Karapatan nagari merupakan dewan pemerintah, dewan pembuat peraturan dan mahkamah. Sebuah nagari harus memiliki sebagai berikut :
1. Balai adat untuk bersidang karapatan nagari.
2. Tapian, yaitu tempat pemandian umum.
3. Gelanggang, yaitu tempat mengadakan keramaian.
4. Masjid, yaitu rumah ibadat umat Islam.
Pembagian masyarakan Minangkabau menjadi 2 adat (Adat Koto Piliang dan Adat Budi Caniago) itu, berdasarkan territorial. Pembagian menjadi 4 suku berdasarkan genealogis (keturunan).
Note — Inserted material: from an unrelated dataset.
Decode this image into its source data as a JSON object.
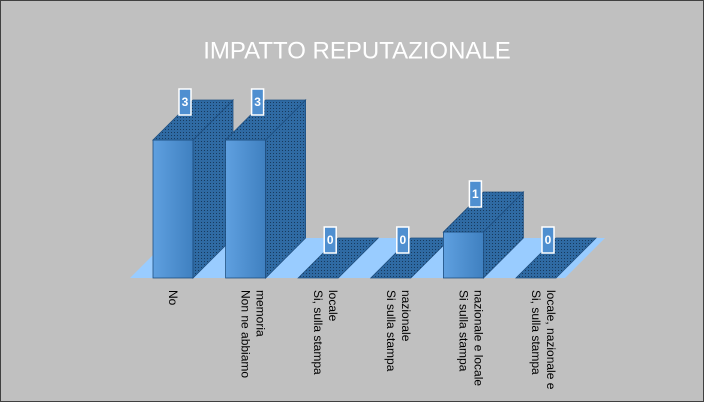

Mengenai harta pusaka, dibedakan atas 2 macam, yaitu :
a. Harta pusaka tinggi, yaitu harta famili yang diwarisi secara turun-temurun dan tidak dibagi-bagi kepada perseorangan, misalnya tanah. Yang berkuasa atas harta pusaka tinggi ini adalah panghulu andiko. Anggota bisa memanfaatkannya, tetapi tidak berhak menjualnya.
b. Harta pusaka rendah, yaitu harta warisan yang berasal dan pencaharian yang meninggal dan dibagi-bagi antara ahli-ahli warisnya.
Masalah harta warisan seringkali menjadi sumber pertikaian yang sangat sengit antara para kemenakan sebagai ahli waris menurut hukum adat dengan isteri beserta anak-anaknya yang juga sebagai ahli waris utama menurut hukum agama Islam. Sekarang banyak yang mengikuti hukum Islam.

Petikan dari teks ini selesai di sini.